Aksu, yöre derneklerine mesaj attırdığını söylüyor: “Herkes kendi köylüsüne mesaj atsın, yaşlılar dışarı çıkmasın diye yöre derneklerine mesaj attırdım.”
‘İŞÇİLERE, ÇALIŞANLARA VEBALI GİBİ DAVRANILMASIN’
Telefonla konuştuğum Sultan Aksu bu dakikalarda Fatma teyzeye sesleniyor. Fatma teyze ezanın okunup okunmadığını soruyor. “Duymadım ezanı. Evde kal, çıkma…” diyor Aksu.
Aksu, başka bir konuya da değiniyor: “İnsanlar virüs bulaşmasın diye korkuyor. Herkesi anlıyorum ama kargo işçisinden, market çalışanına kadar herkes perişan durumda. Muhtemelen her yerde tu kaka muamelesi görüyorlar. Bu doğru değil. İşçiler de bizim yaşadığımız paniği yaşıyorlar. Damacanayı yıka. Marketten aldığın poşetleri yıka. Önlem alabilirsin. Kapına gelen insanlara vebalı gibi davranmayı doğru bulmuyorum.”

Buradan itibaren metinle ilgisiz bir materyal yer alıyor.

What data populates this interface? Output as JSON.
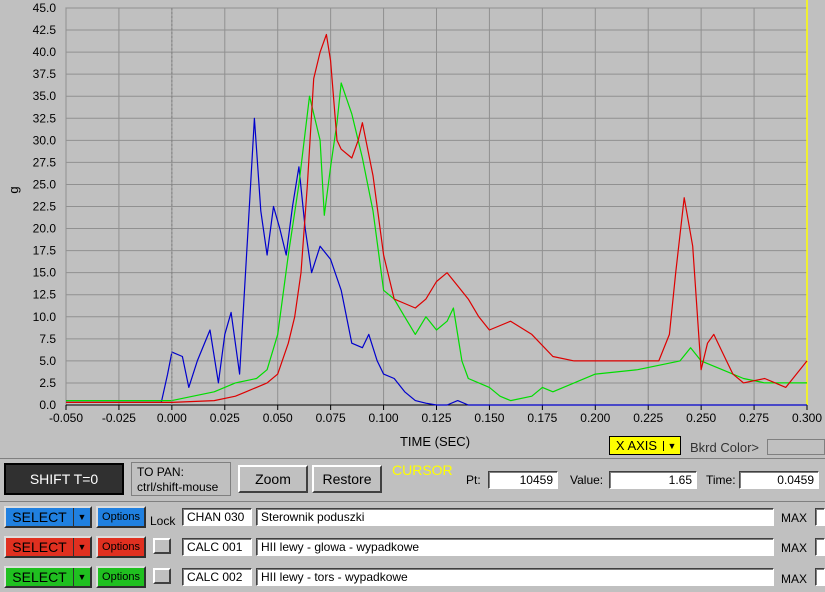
{
  "chart_data": {
    "type": "line",
    "xlabel": "TIME (SEC)",
    "ylabel": "g",
    "xlim": [
      -0.05,
      0.3
    ],
    "ylim": [
      0,
      45
    ],
    "x_ticks": [
      "-0.050",
      "-0.025",
      "0.000",
      "0.025",
      "0.050",
      "0.075",
      "0.100",
      "0.125",
      "0.150",
      "0.175",
      "0.200",
      "0.225",
      "0.250",
      "0.275",
      "0.300"
    ],
    "y_ticks": [
      "0.0",
      "2.5",
      "5.0",
      "7.5",
      "10.0",
      "12.5",
      "15.0",
      "17.5",
      "20.0",
      "22.5",
      "25.0",
      "27.5",
      "30.0",
      "32.5",
      "35.0",
      "37.5",
      "40.0",
      "42.5",
      "45.0"
    ],
    "grid": true,
    "cursor_time": 0.0459,
    "series": [
      {
        "color": "#0000cc",
        "x": [
          -0.05,
          -0.005,
          -0.002,
          0.0,
          0.005,
          0.008,
          0.012,
          0.018,
          0.022,
          0.025,
          0.028,
          0.032,
          0.036,
          0.039,
          0.042,
          0.045,
          0.048,
          0.051,
          0.054,
          0.057,
          0.06,
          0.063,
          0.066,
          0.07,
          0.075,
          0.08,
          0.085,
          0.09,
          0.093,
          0.097,
          0.1,
          0.105,
          0.11,
          0.115,
          0.12,
          0.125,
          0.13,
          0.135,
          0.14,
          0.15,
          0.2,
          0.25,
          0.3
        ],
        "y": [
          0.3,
          0.3,
          3.5,
          6.0,
          5.5,
          2.0,
          5.0,
          8.5,
          2.5,
          8.0,
          10.5,
          3.5,
          20.0,
          32.5,
          22.0,
          17.0,
          22.5,
          20.0,
          17.0,
          22.5,
          27.0,
          20.0,
          15.0,
          18.0,
          16.5,
          13.0,
          7.0,
          6.5,
          8.0,
          5.0,
          3.5,
          3.0,
          1.5,
          0.5,
          0.2,
          0.0,
          0.0,
          0.5,
          0.0,
          0.0,
          0.0,
          0.0,
          0.0
        ]
      },
      {
        "color": "#00dd00",
        "x": [
          -0.05,
          0.0,
          0.02,
          0.03,
          0.04,
          0.045,
          0.05,
          0.055,
          0.06,
          0.065,
          0.07,
          0.072,
          0.075,
          0.078,
          0.08,
          0.085,
          0.09,
          0.095,
          0.1,
          0.105,
          0.11,
          0.115,
          0.12,
          0.125,
          0.13,
          0.133,
          0.137,
          0.14,
          0.15,
          0.155,
          0.16,
          0.17,
          0.175,
          0.18,
          0.19,
          0.2,
          0.22,
          0.24,
          0.245,
          0.25,
          0.26,
          0.27,
          0.28,
          0.3
        ],
        "y": [
          0.5,
          0.5,
          1.5,
          2.5,
          3.0,
          4.0,
          8.0,
          17.0,
          25.0,
          35.0,
          30.0,
          21.5,
          27.0,
          32.0,
          36.5,
          33.0,
          28.0,
          22.0,
          13.0,
          12.0,
          10.0,
          8.0,
          10.0,
          8.5,
          9.5,
          11.0,
          5.0,
          3.0,
          2.0,
          1.0,
          0.5,
          1.0,
          2.0,
          1.5,
          2.5,
          3.5,
          4.0,
          5.0,
          6.5,
          5.0,
          4.0,
          3.0,
          2.5,
          2.5
        ]
      },
      {
        "color": "#dd0000",
        "x": [
          -0.05,
          0.0,
          0.02,
          0.03,
          0.035,
          0.04,
          0.045,
          0.05,
          0.055,
          0.058,
          0.061,
          0.064,
          0.067,
          0.07,
          0.073,
          0.075,
          0.078,
          0.08,
          0.085,
          0.088,
          0.09,
          0.095,
          0.1,
          0.105,
          0.11,
          0.115,
          0.12,
          0.125,
          0.13,
          0.135,
          0.14,
          0.145,
          0.15,
          0.16,
          0.17,
          0.18,
          0.19,
          0.2,
          0.21,
          0.22,
          0.23,
          0.235,
          0.238,
          0.242,
          0.246,
          0.25,
          0.253,
          0.256,
          0.26,
          0.265,
          0.27,
          0.28,
          0.29,
          0.3
        ],
        "y": [
          0.3,
          0.3,
          0.5,
          1.0,
          1.5,
          2.0,
          2.5,
          3.5,
          7.0,
          10.0,
          15.0,
          25.0,
          37.0,
          40.0,
          42.0,
          39.0,
          30.0,
          29.0,
          28.0,
          30.0,
          32.0,
          26.0,
          17.0,
          12.0,
          11.5,
          11.0,
          12.0,
          14.0,
          15.0,
          13.5,
          12.0,
          10.0,
          8.5,
          9.5,
          8.0,
          5.5,
          5.0,
          5.0,
          5.0,
          5.0,
          5.0,
          8.0,
          15.0,
          23.5,
          18.0,
          4.0,
          7.0,
          8.0,
          6.0,
          3.5,
          2.5,
          3.0,
          2.0,
          5.0
        ]
      }
    ]
  },
  "toolbar": {
    "shift_label": "SHIFT T=0",
    "pan_line1": "TO PAN:",
    "pan_line2": "ctrl/shift-mouse",
    "zoom_label": "Zoom",
    "restore_label": "Restore",
    "cursor_label": "CURSOR",
    "pt_label": "Pt:",
    "pt_value": "10459",
    "value_label": "Value:",
    "value_value": "1.65",
    "time_label": "Time:",
    "time_value": "0.0459"
  },
  "axis_controls": {
    "x_axis_label": "X AXIS",
    "bkrd_color_label": "Bkrd Color>"
  },
  "channels": [
    {
      "select_label": "SELECT",
      "options_label": "Options",
      "lock_label": "Lock",
      "code": "CHAN 030",
      "name": "Sterownik poduszki",
      "max_label": "MAX",
      "color": "#2080e0"
    },
    {
      "select_label": "SELECT",
      "options_label": "Options",
      "code": "CALC 001",
      "name": "HII lewy - glowa - wypadkowe",
      "max_label": "MAX",
      "color": "#e03020"
    },
    {
      "select_label": "SELECT",
      "options_label": "Options",
      "code": "CALC 002",
      "name": "HII lewy - tors - wypadkowe",
      "max_label": "MAX",
      "color": "#20c020"
    }
  ]
}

‘MUHTARLIK, MAHALLE LOKALİ GİBİ’
Son olarak, muhtarların mesailerinde bir değişiklik olmadı. “Kurumlarla iletişim halinde göreve devam ediyoruz” diyor Aksu. Fakat sorunların olduğunu, risksiz olmadıklarını anlatıyor:
“İnsanlar merak edip geliyor. Virüs mahallede var mı, yok mu diye soruyor. Bunun dışında tebligatlar bizde. 7 iş günü içinde itiraz hak süreleri dolmadan bu tebligatları almak zorunda insanlar. Haliyle muhtarlığa gelmek zorundalar. Bütün bunların hepsi yüz yüze oluyor. Muhtarlık, mahallenin göbeğinde. Mahalle lokali gibi. Sosyal mesafeyi korumaya başladık. Bugün de muhtarlığın içinde bulunan masa, sandalyeleri kaldırdık ki insanlar geldiğinde oturmasın, işlerini bitirip evlerine gitsinler. Hem bize hem ailelerine virüs bulaştırmasınlar.”